Continua Amnesty "All'udienza del 13 giugno 2007, un funzionario di polizia imputato nel processo, diversamente da quanto dichiarato in precedenza, ha ammesso di aver assistito a gravi violenze perpetrate dagli agenti nel corso dell'irruzione e ha richiamato il ricordo di una ragazza con gravi lesioni alla testa, da lui vista giacere in terra in una pozza di sangue. Il 6 luglio 2007 sono state depositate le registrazioni delle comunicazioni telefoniche tra gli agenti di polizia impegnati nelle operazioni e la centrale operativa del 113. In una di queste, riportata dai media, si sente un'agente di polizia dire: "Ero a caricare le zecche (...) speriamo che muoiano tutti (...) tanto uno è già...1-0 per noi". Altre conversazioni telefoniche fanno riferimento ai feriti durante l'irruzione alla scuola Diaz.". Altro punto fondamentale osservato dal rapporto è quello delle "irregolarità nella conservazione di prove chiave per l'accertamento di responsabilità delle forze di polizia. - Infatti continua - All'udienza del 17 gennaio 2007 si è infatti appreso che le bottiglie molotov, portate secondo l'accusa alla scuola Diaz dalla polizia per giustificare gli arresti, erano sparite mentre si trovavano sotto sequestro; alcuni giorni dopo la questura di Genova ha dichiarato che potrebbero essere state distrutte "per errore". Sono inoltre emersi indizi che hanno condotto, nel marzo 2008, alla richiesta di rinvio a giudizio per incitamento alla falsa testimonianza di Gianni De Gennaro, Capo della polizia all'epoca dei fatti. L'udienza preliminare nel corso della quale si deciderà sul rinvio a giudizio inizierà il 16 giugno. Gianni De Gennaro è stato Capo di Gabinetto del ministro dell'Interno Amato ed è stato recentemente nominato Direttore del Dipartimento delle informazioni per la sicurezza (ufficio di coordinamento dei servizi di intelligence).".
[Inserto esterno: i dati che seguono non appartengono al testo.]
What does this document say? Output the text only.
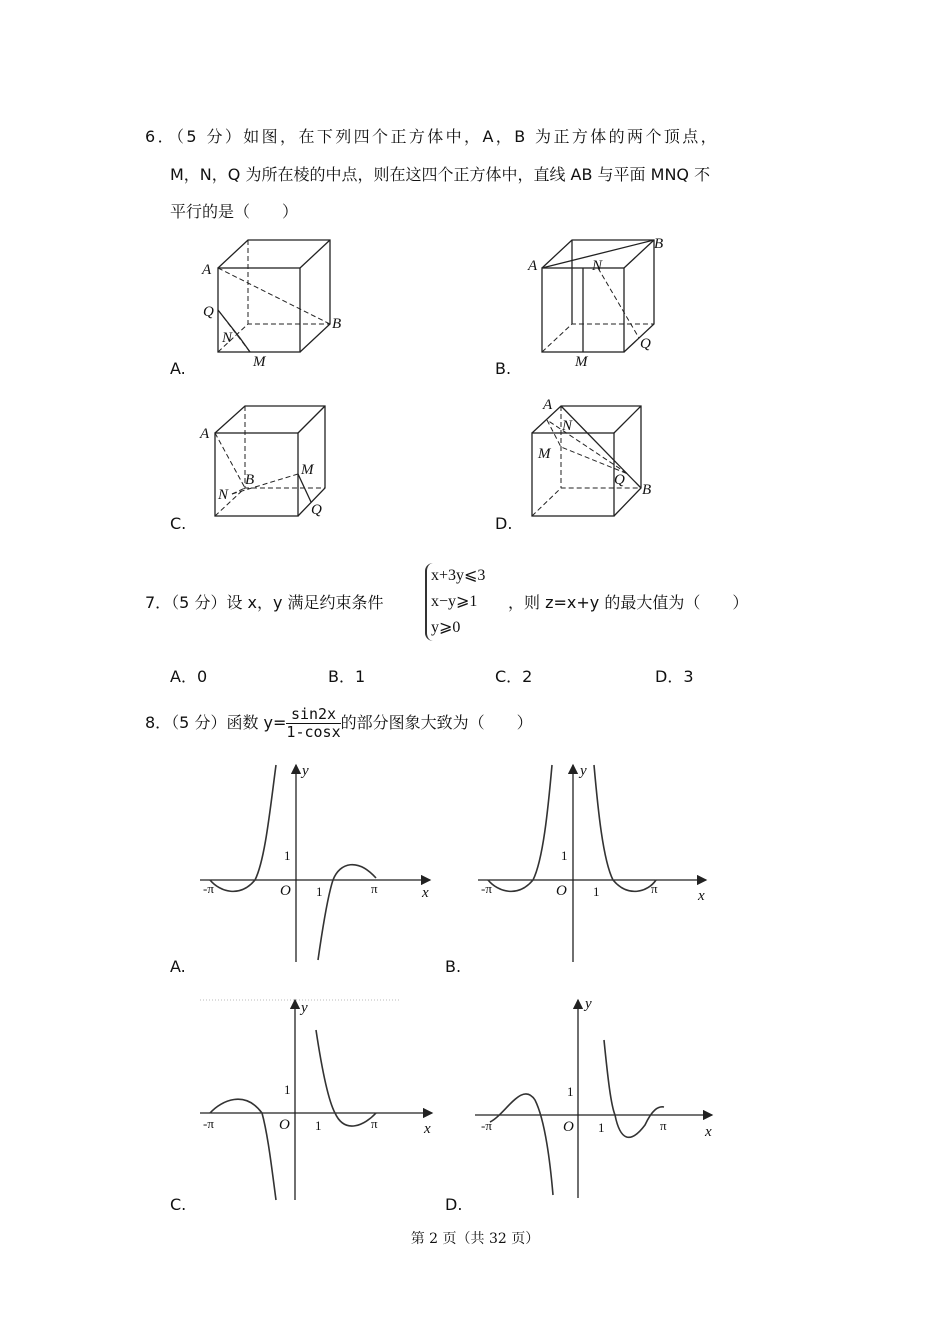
6．（5 分）如图，在下列四个正方体中，A，B 为正方体的两个顶点，
M，N，Q 为所在棱的中点，则在这四个正方体中，直线 AB 与平面 MNQ 不
平行的是（　　）
A
B
Q
N
M
A
B
N
Q
M
A
B
N
M
Q
A
B
N
M
Q
A.	B.
C.	D.
7．（5 分）设 x，y 满足约束条件
x+3y⩽3
x−y⩾1
y⩾0
，则 z=x+y 的最大值为（　　）
A．0	B．1	C．2	D．3
8．（5 分）函数 $y= \frac{\sin 2x}{1-\cos x}$ 的部分图象大致为（　　）
y
x
O
1
1
-π	π
y
x
O
1
1
-π	π
y
x
O
1
1
-π	π
y
x
O
1
1
-π	π
A.	B.
C.	D.
第 2 页（共 32 页）
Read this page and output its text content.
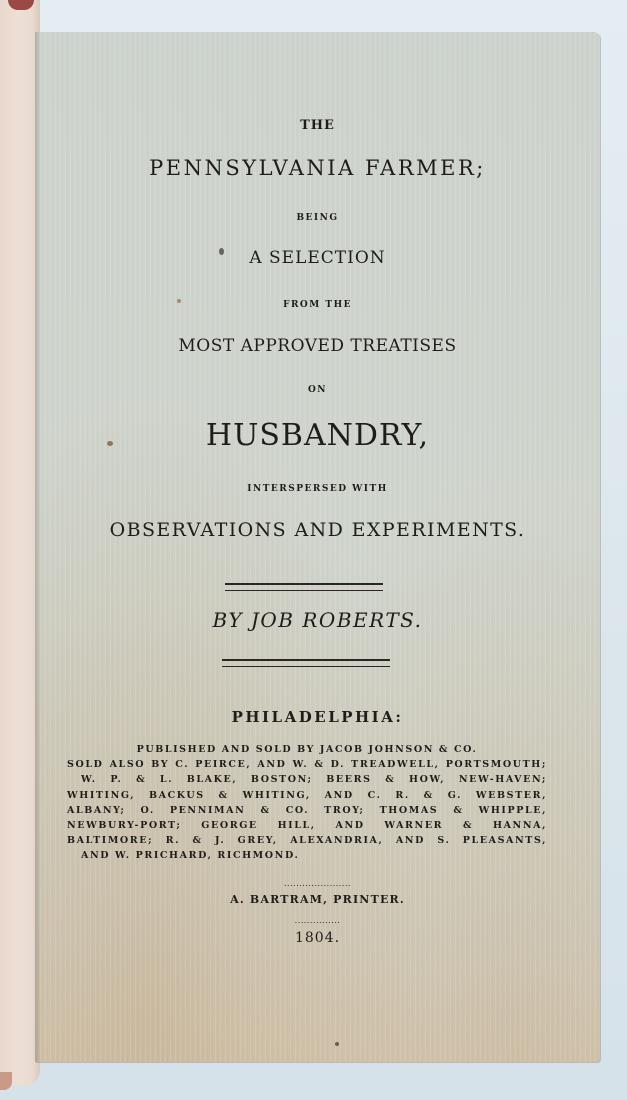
THE
PENNSYLVANIA FARMER;
BEING
A SELECTION
FROM THE
MOST APPROVED TREATISES
ON
HUSBANDRY,
INTERSPERSED WITH
OBSERVATIONS AND EXPERIMENTS.
BY JOB ROBERTS.
PHILADELPHIA:
PUBLISHED AND SOLD BY JACOB JOHNSON & CO.
SOLD ALSO BY C. PEIRCE, AND W. & D. TREADWELL, PORTSMOUTH;
W. P. & L. BLAKE, BOSTON; BEERS & HOW, NEW-HAVEN;
WHITING, BACKUS & WHITING, AND C. R. & G. WEBSTER,
ALBANY; O. PENNIMAN & CO. TROY; THOMAS & WHIPPLE,
NEWBURY-PORT; GEORGE HILL, AND WARNER & HANNA,
BALTIMORE; R. & J. GREY, ALEXANDRIA, AND S. PLEASANTS,
AND W. PRICHARD, RICHMOND.
......................
A. BARTRAM, PRINTER.
...............
1804.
Per quanto riguarda il carcere di Bolzanetto si lege "sono imputati 45 tra agenti e funzionari di polizia (incluso l'allora vice Questore di Genova Alessandro Perugini), agenti e funzionari di polizia penitenziaria e medici, per violenze nei confronti degli oltre 250 manifestanti transitati dal carcere in stato d'arresto o di fermo. A marzo 2008 i pubblici ministeri hanno presentato le proprie richieste al giudice, con una significativa requisitoria. Secondo i pubblici ministeri, il trattamento delle persone a Bolzaneto è stato "di oggettiva vessazione nei confronti di tutti i detenuti e per tutto il periodo della loro permanenza presso il sito" e ha violato il divieto di tortura e maltrattamenti previsto dalla Convenzione europea dei diritti umani. Oltre alle violenze fisiche, i pubblici ministeri hanno ritenuto offensive della dignità "le costrizioni ad ascoltare o pronunciare o gridare slogan, inni o motivi inneggianti al nazismo ed al fascismo in particolare". Le memorie dei pubblici ministeri hanno segnalato che, in mancanza di un reato specifico nell'ordinamento penale, è difficile ricondurre i fatti che costituirebbero tortura nelle fattispecie ordinarie. I reati contestati agli imputati sono: abuso di autorità contro arrestati o detenuti, abuso d'ufficio, ingiuria, violenza privata, minacce, percosse e lesioni personali (e omissione di referto per i medici). I pubblici ministeri hanno sottolineato l'assoluta necessità di introdurre il reato di tortura nell'ordinamento italiano."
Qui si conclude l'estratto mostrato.